CredentialAppears when Auth Type is not None. Pick the credential — from the Credentials page — that holds the secret; MIP applies it to the connection for you.
Default ToolThe tool a flow uses when its node does not choose one. Useful when the server has a single main tool.
EnabledTurns the server on or off for flows.

The Create MCP Server dialog

After saving, open the menu and choose Refresh Tools.

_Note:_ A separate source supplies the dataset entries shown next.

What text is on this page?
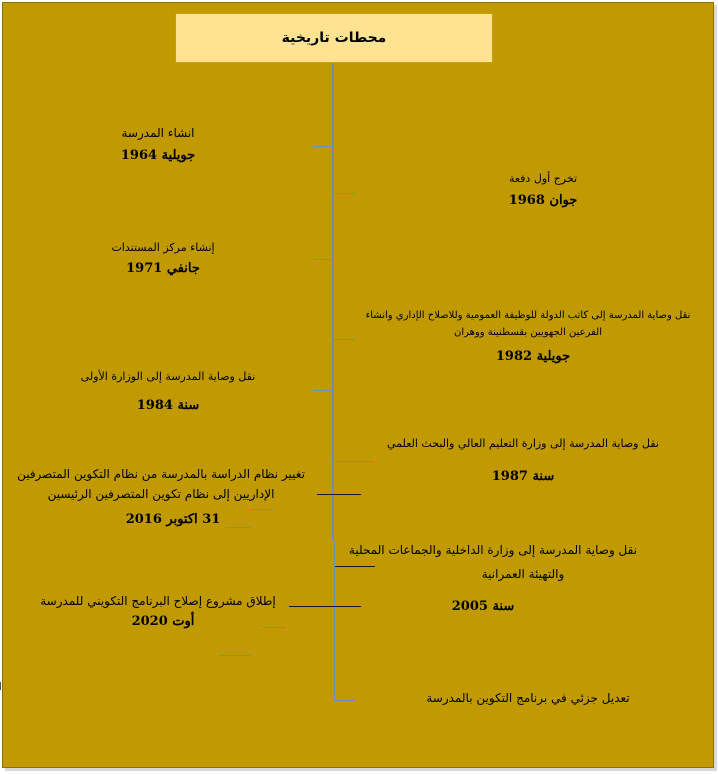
محطات تاريخية
انشاء المدرسة
جويلية 1964
تخرج أول دفعة
جوان 1968
إنشاء مركز المستندات
جانفي 1971
نقل وصاية المدرسة إلى كاتب الدولة للوظيفة العمومية وللاصلاح الإداري وانشاء
الفرعين الجهويين بقسطنينة ووهران
جويلية 1982
نقل وصاية المدرسة إلى الوزارة الأولى
سنة 1984
نقل وصاية المدرسة إلى وزارة التعليم العالي والبحث العلمي
سنة 1987
تغيير نظام الدراسة بالمدرسة من نظام التكوين المتصرفين
الإداريين إلى نظام تكوين المتصرفين الرئيسين
31 اكتوبر 2016
نقل وصاية المدرسة إلى وزارة الداخلية والجماعات المحلية
والتهيئة العمرانية
سنة 2005
إطلاق مشروع إصلاح البرنامج التكويني للمدرسة
أوت 2020
تعديل جزئي في برنامج التكوين بالمدرسة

MIP connects to the server and loads its tools — with names, descriptions and input/output schemas — so the flow designer can offer them later.

Before you start
  • Have your MCP server configuration ready in mcpServers JSON format (a command-based STDIO server, or a url-based Streamable HTTP server).
  • If the server needs authentication, create the matching credential (API Key, Bearer, Basic or OAuth2) on the Credentials page first.
  • After saving, run Refresh Tools and check that Status becomes CONNECTED.

Server Config examples

The examples below cover both transports and each supported authentication type, all using the mcpServers format the UI expects.

STDIO servers (local process)

A local STDIO server is launched as a process; the transport is selected by the command key, with optional args and env:

{
"mcpServers": {
"everything": {
"command": "npx",
"args": ["-y", "@modelcontextprotocol/server-everything"]
}
}
}
{
"mcpServers": {
"filesystem": {
"command": "npx",
"args": ["-y", "@modelcontextprotocol/server-filesystem", "/tmp"],
"env": {
"LOG_LEVEL": "info"
}
}
}
}

Streamable HTTP servers (remote endpoint)

A remote server is selected by the url key, with optional headers. The simplest case needs no authentication:

{
"mcpServers": {
"deepwiki": {
"url": "https://mcp.deepwiki.com/mcp"
}
}
}

Authentication

For every type the Server Config looks the same — what changes is the Auth Type you choose and the credential you reference. The table shows a representative configuration for each. The secrets shown inline are placeholders: when you reference a credential, MIP supplies the real one for you.

Auth TypeRepresentative Server ConfigNotes
None{"url": "https://mcp.deepwiki.com/mcp"}Public server, no credential.
Bearer{"url": "https://api.example.com/mcp/", "headers": {"Authorization": "Bearer <token>"}}Token comes from the referenced credential.
API Key{"url": "https://example.com/mcp", "headers": {"X-API-Key": "<key>"}}The key from the referenced API Key credential.
Basic{"url": "https://example.com/mcp", "headers": {"Authorization": "Basic <base64>"}}Username and password from the referenced Basic credential.
OAuth2{"url": "https://example.com/mcp", "headers": {"Authorization": "Bearer <access-token>"}}Uses the OAuth2 credential's access token (Streamable HTTP only).
Client Certificate{"url": "https://example.com/mcp"}Certificate-based identity; no secret in the JSON.

Authentication uses the same credentials you already define on the Credentials page — there is no separate secret store for MCP. Choose an Auth Type and the credential that holds the secret, and MIP applies it for you. You do not need to put the secret into the Server Config; if the JSON already contains one, the selected credential takes precedence.

As with every other connector, your MIP role governs who may define an MCP Server and use it in a flow.

Action menu

The menu on each row (under Action) offers:

  • Edit Server — change the name, configuration, authentication, default tool and enabled state. (The Server Config editor here also has Copy and Download buttons.)
  • Where Used — list the flows that use this server. A server used by a flow cannot be deleted until those references are removed.
  • Refresh Tools — connect to the server and re-read its list of tools, updating the Status.
  • View Tools — show the discovered tools with their descriptions and input/output schemas, and set or clear the Default Tool.
  • Delete Server — remove the server (blocked while a flow still uses it).

To enable or disable a server, use the Enabled toggle directly in its row.

Using it in a flow

Add the MCP Server Connector to a flow, select this server in the connector's MCP Server field, and optionally pick a Tool. The flow then runs that tool as one of its steps — under the same authorization, monitoring and error-handling as every other connector.